Does the Time of Day You Train Matter?

While some people ritually start their day with a run or a workout, some people can’t fathom doing so and need to save it for the end of the day to destress from the day’s prior responsibilities and obligations. However, is there any evidence out there that shows that exercise performance is better in the morning or the evening? In fact, there is! 

 

Recent studies have suggested that our body’s circadian clock is an important factor in how the body responds to exercise. Our circadian clock or circadian rhythm is our body’s response to the light and dark cycle, and why most mammals spend their waking hours during the day and sleep during the night. 
 

At least 50% of our metabolism is dependent on our circadian rhythms, and 50% of the metabolites (small molecules that play important roles in a healthy functioning metabolism) in our body work most efficiently depending on our circadian cycle (6). Therefore, It makes sense that exercise would be one of the things that’s impacted.

 

One study done at UC Irvine found that the exercise capacity of mice upon different exercise intensities and regimens found that overall exercise performance is substantially better (about 50% on average and more in some protocols) in the “mouse evening” (toward the end of their active time) compared to the morning hours. Mice are nocturnal, so their “waking hours” are during the evening and their “resting hours” during the day (3,4,5).

 

I know what you are thinking, “Karina, what is a mouse supposed to tell me about how my body responds best to training at certain times of day?” Mice are a genetic analog to the human genome and are extremely important for researchers to be able to move experiments into clinical trials done on humans. The reason most research is done on mice first is because we share on average 60-99% percent of identical genes with mice. You can learn more about why the mouse genome matters in research here

 

So how does this further translate over to us? Well, another study done on 12 bipedal-diurnal-tailless humans showed a similar effect, having overall lower oxygen consumption while exercising in the evening compared to the morning, translating to overall better exercise efficiency (3,4).

 

The mechanism proposed from both studies have to do with the following metabolic pathways and metabolites:

 

ZMP (5-aminoimidazole-4-carboxamide ribonucleotide) showed to be higher in the “mouse evening”. Why do we like ZMP? ZMP is known to activate metabolic pathways that are related to glycolysis and fatty acid oxidation through activation of AMPK, which is a master cellular metabolic regulator. Therefore, it is likely to contribute to the increased exercise capacity in the evening (1).

 

AMPK is an enzyme that is activated in skeletal muscle during exercise. When activated, it stimulates energy-generating processes like glucose uptake and fatty acid oxidation and decreases energy-consuming processes like lipid synthesis (2).
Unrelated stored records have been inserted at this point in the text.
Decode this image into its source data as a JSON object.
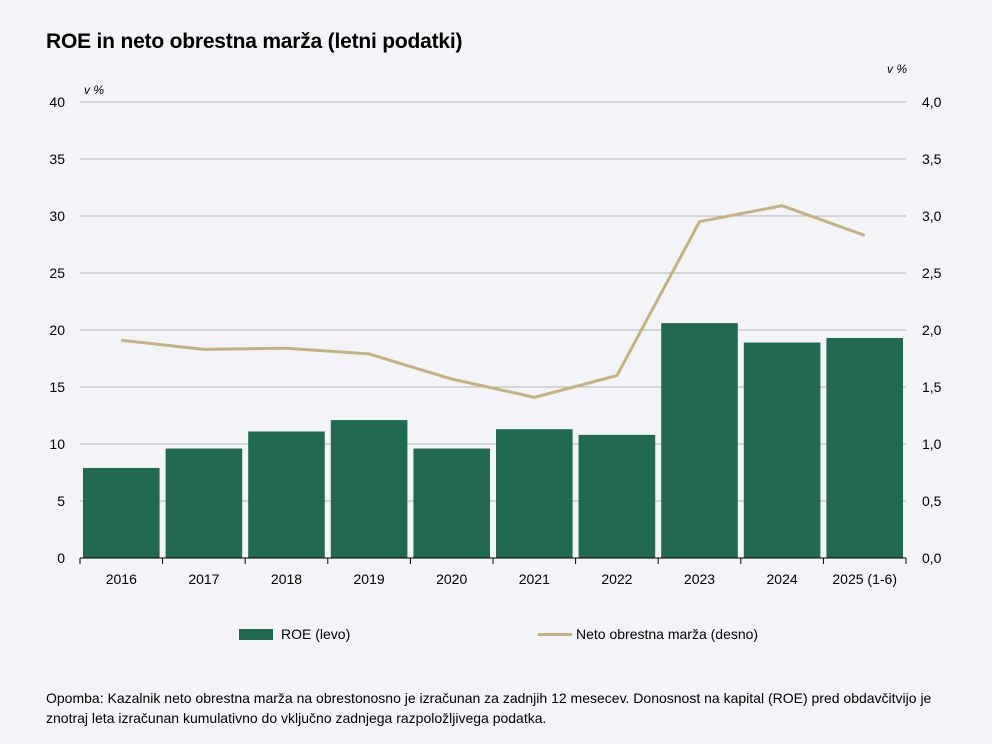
{
  "title": "ROE in neto obrestna marža (letni podatki)",
  "chart_data": {
    "type": "bar+line",
    "categories": [
      "2016",
      "2017",
      "2018",
      "2019",
      "2020",
      "2021",
      "2022",
      "2023",
      "2024",
      "2025 (1-6)"
    ],
    "series": [
      {
        "name": "ROE (levo)",
        "type": "bar",
        "axis": "left",
        "color": "#206a52",
        "values": [
          7.9,
          9.6,
          11.1,
          12.1,
          9.6,
          11.3,
          10.8,
          20.6,
          18.9,
          19.3
        ]
      },
      {
        "name": "Neto obrestna marža (desno)",
        "type": "line",
        "axis": "right",
        "color": "#c4b282",
        "values": [
          1.91,
          1.83,
          1.84,
          1.79,
          1.57,
          1.41,
          1.6,
          2.95,
          3.09,
          2.83
        ]
      }
    ],
    "y_left": {
      "unit": "v %",
      "min": 0,
      "max": 40,
      "ticks": [
        "0",
        "5",
        "10",
        "15",
        "20",
        "25",
        "30",
        "35",
        "40"
      ]
    },
    "y_right": {
      "unit": "v %",
      "min": 0,
      "max": 4,
      "ticks": [
        "0,0",
        "0,5",
        "1,0",
        "1,5",
        "2,0",
        "2,5",
        "3,0",
        "3,5",
        "4,0"
      ]
    },
    "grid": true,
    "legend_position": "bottom"
  },
  "legend": {
    "bar_label": "ROE (levo)",
    "line_label": "Neto obrestna marža (desno)"
  },
  "note": "Opomba: Kazalnik neto obrestna marža na obrestonosno je izračunan za zadnjih 12 mesecev. Donosnost na kapital (ROE) pred obdavčitvijo je znotraj leta izračunan kumulativno do vključno zadnjega razpoložljivega podatka."
}
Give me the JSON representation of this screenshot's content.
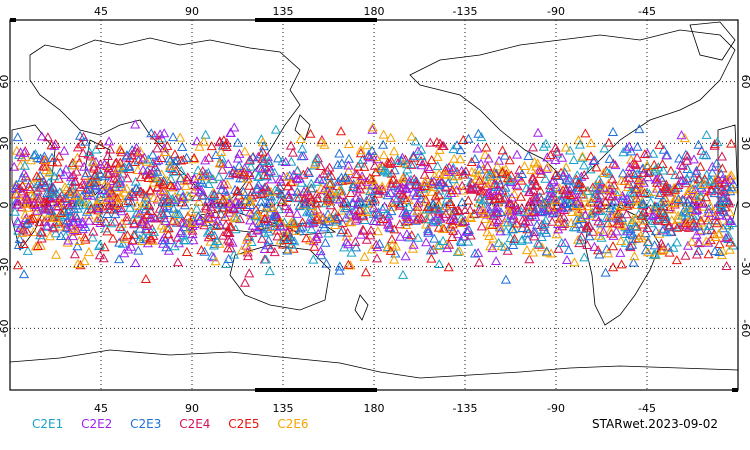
{
  "map": {
    "projection": "cylindrical",
    "lon_center": 180,
    "lat_range": [
      -90,
      90
    ],
    "grid": true,
    "top_lon_labels": [
      "45",
      "90",
      "135",
      "180",
      "-135",
      "-90",
      "-45"
    ],
    "bottom_lon_labels": [
      "45",
      "90",
      "135",
      "180",
      "-135",
      "-90",
      "-45"
    ],
    "left_lat_labels": [
      "60",
      "30",
      "0",
      "-30",
      "-60"
    ],
    "right_lat_labels": [
      "60",
      "30",
      "0",
      "-30",
      "-60"
    ],
    "observation_band_lat": [
      -40,
      45
    ],
    "marker": "triangle-icon"
  },
  "legend": {
    "items": [
      {
        "label": "C2E1",
        "color": "#17a3c8"
      },
      {
        "label": "C2E2",
        "color": "#a020f0"
      },
      {
        "label": "C2E3",
        "color": "#1e6fd9"
      },
      {
        "label": "C2E4",
        "color": "#d4145a"
      },
      {
        "label": "C2E5",
        "color": "#e8150c"
      },
      {
        "label": "C2E6",
        "color": "#f5a300"
      }
    ]
  },
  "stamp": "STARwet.2023-09-02"
}
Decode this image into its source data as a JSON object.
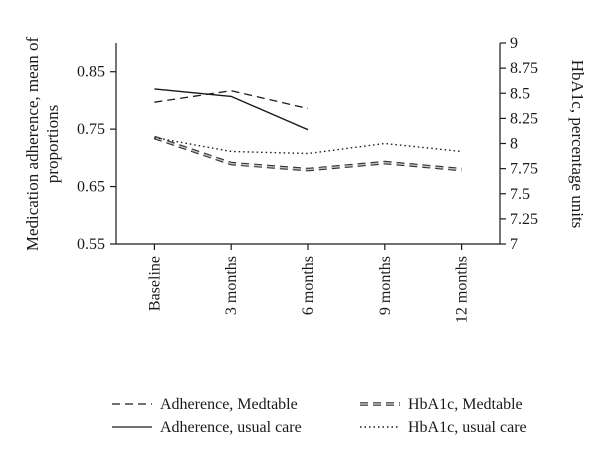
{
  "chart_data": {
    "type": "line",
    "categories": [
      "Baseline",
      "3 months",
      "6 months",
      "9 months",
      "12 months"
    ],
    "y_left": {
      "label_lines": [
        "Medication adherence, mean of",
        "proportions"
      ],
      "ticks": [
        "0.85",
        "0.75",
        "0.65",
        "0.55"
      ],
      "tick_values": [
        0.85,
        0.75,
        0.65,
        0.55
      ],
      "ylim": [
        0.55,
        0.9
      ]
    },
    "y_right": {
      "label": "HbA1c, percentage units",
      "ticks": [
        "9",
        "8.75",
        "8.5",
        "8.25",
        "8",
        "7.75",
        "7.5",
        "7.25",
        "7"
      ],
      "tick_values": [
        9,
        8.75,
        8.5,
        8.25,
        8,
        7.75,
        7.5,
        7.25,
        7
      ],
      "ylim": [
        7,
        9
      ]
    },
    "series": [
      {
        "name": "Adherence, Medtable",
        "axis": "left",
        "style": "dashed",
        "values": [
          0.797,
          0.817,
          0.786,
          null,
          null
        ]
      },
      {
        "name": "Adherence, usual care",
        "axis": "left",
        "style": "solid",
        "values": [
          0.82,
          0.807,
          0.749,
          null,
          null
        ]
      },
      {
        "name": "HbA1c, Medtable",
        "axis": "right",
        "style": "double-dashed",
        "values": [
          8.06,
          7.8,
          7.74,
          7.81,
          7.74
        ]
      },
      {
        "name": "HbA1c, usual care",
        "axis": "right",
        "style": "dotted",
        "values": [
          8.06,
          7.92,
          7.9,
          8.0,
          7.92
        ]
      }
    ],
    "grid": false,
    "legend_position": "bottom"
  }
}
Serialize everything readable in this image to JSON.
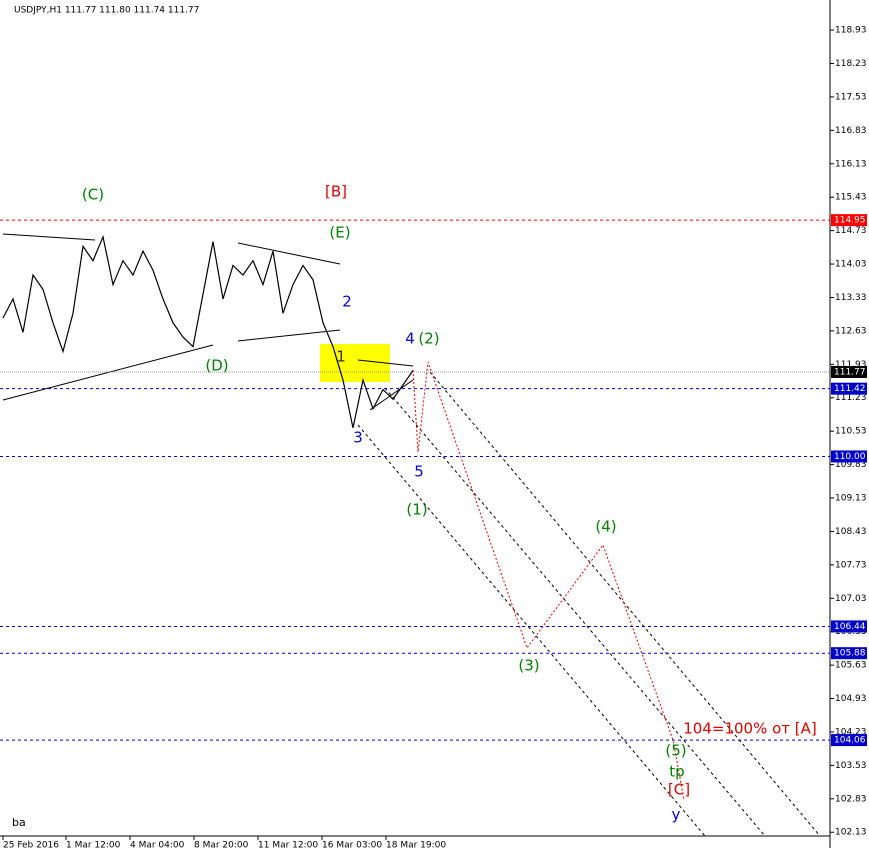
{
  "chart_data": {
    "type": "line",
    "title": "USDJPY,H1  111.77 111.80 111.74 111.77",
    "footer": "ba",
    "color": "#000000",
    "values": [
      112.9,
      113.3,
      112.6,
      113.8,
      113.5,
      112.8,
      112.2,
      113.0,
      114.4,
      114.1,
      114.6,
      113.6,
      114.1,
      113.8,
      114.3,
      113.9,
      113.3,
      112.8,
      112.5,
      112.3,
      113.4,
      114.5,
      113.3,
      114.0,
      113.8,
      114.1,
      113.6,
      114.3,
      113.0,
      113.6,
      114.0,
      113.7,
      112.8,
      112.3,
      111.6,
      110.6,
      111.6,
      111.0,
      111.4,
      111.2,
      111.5,
      111.8
    ],
    "ylim": [
      101.8,
      119.56
    ],
    "yticks": [
      118.93,
      118.23,
      117.53,
      116.83,
      116.13,
      115.43,
      114.73,
      114.03,
      113.33,
      112.63,
      111.93,
      111.23,
      110.53,
      109.83,
      109.13,
      108.43,
      107.73,
      107.03,
      106.33,
      105.63,
      104.93,
      104.23,
      103.53,
      102.83,
      102.13
    ],
    "x_labels": [
      "25 Feb 2016",
      "1 Mar 12:00",
      "4 Mar 04:00",
      "8 Mar 20:00",
      "11 Mar 12:00",
      "16 Mar 03:00",
      "18 Mar 19:00"
    ],
    "levels": [
      {
        "value": 114.95,
        "color": "#ff0000"
      },
      {
        "value": 111.42,
        "color": "#0000cc"
      },
      {
        "value": 110,
        "label": "110.00",
        "color": "#0000cc"
      },
      {
        "value": 106.44,
        "color": "#0000cc"
      },
      {
        "value": 105.88,
        "color": "#0000cc"
      },
      {
        "value": 104.06,
        "color": "#0000cc"
      }
    ],
    "current": {
      "value": 111.77,
      "color": "#000000"
    },
    "annotations": [
      {
        "text": "(C)",
        "color": "#008000"
      },
      {
        "text": "[B]",
        "color": "#e00000"
      },
      {
        "text": "(E)",
        "color": "#008000"
      },
      {
        "text": "2",
        "color": "#0000dd"
      },
      {
        "text": "(D)",
        "color": "#008000"
      },
      {
        "text": "1",
        "color": "#333333"
      },
      {
        "text": "4",
        "color": "#0000dd"
      },
      {
        "text": "(2)",
        "color": "#008000"
      },
      {
        "text": "3",
        "color": "#0000dd"
      },
      {
        "text": "5",
        "color": "#0000dd"
      },
      {
        "text": "(1)",
        "color": "#008000"
      },
      {
        "text": "(4)",
        "color": "#008000"
      },
      {
        "text": "(3)",
        "color": "#008000"
      },
      {
        "text": "104=100% от [A]",
        "color": "#e00000"
      },
      {
        "text": "(5)",
        "color": "#008000"
      },
      {
        "text": "tp",
        "color": "#008000"
      },
      {
        "text": "[C]",
        "color": "#e00000"
      },
      {
        "text": "y",
        "color": "#0000dd"
      }
    ]
  }
}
Fun fact: ZMP is an endogenous analog of AICAR [aminoimidazole carboxamide riboside], a compound that some athletes use for doping (5).

From these findings we can infer that if you are a serious athlete, looking to maximize your training for strength and muscle growth, it is likely best for you to train in the evening. However, we can’t ignore the fact that some of us are just early birds, and some of us night owls. Circadian rhythm and exercise performance definitely has room for research to be done, and many more questions to be answered. However, these findings can definitely help point future researchers in a more specific direction!

-Karina Noboa, Assistant coach at Team LoCoFit
IG: @karinanoboa
 

Sources:

 
  1. Ducker, G. S., & Rabinowitz, J. D. (2015). ZMP: a master regulator of one-carbon metabolism. Molecular cell, 57(2), 203-204.

 
  1. Hardie, D. G., Ross, F. A., & Hawley, S. A. (2012). AMPK: a nutrient and energy sensor that maintains energy homeostasis. Nature reviews Molecular cell biology, 13(4), 251.

 
  1. Sato, S., Basse, A. L., Schönke, M., Chen, S., Samad, M., Altıntaş, A., … & Treebak, J. T. (2019). Time of exercise specifies the impact on muscle metabolic pathways and systemic energy homeostasis. Cell metabolism.

 
  1. Ezagouri, S., Zwighaft, Z., Sobel, J., Baillieul, S., Doutreleau, S., Ladeuix, B., … & Asher, G. (2019). Physiological and molecular dissection of daily variance in exercise capacity. Cell metabolism.

 
  1. Cell Press (2019, April 18). Two studies explore whether time of day can affect the body’s response to exercise. https://www.eurekalert.org/pub_releases/2019-04/cp-tse041119.php

 
  1. Bass, J., & Takahashi, J. S. (2010). Circadian integration of metabolism and energetics. Science, 330(6009), 1349-1354.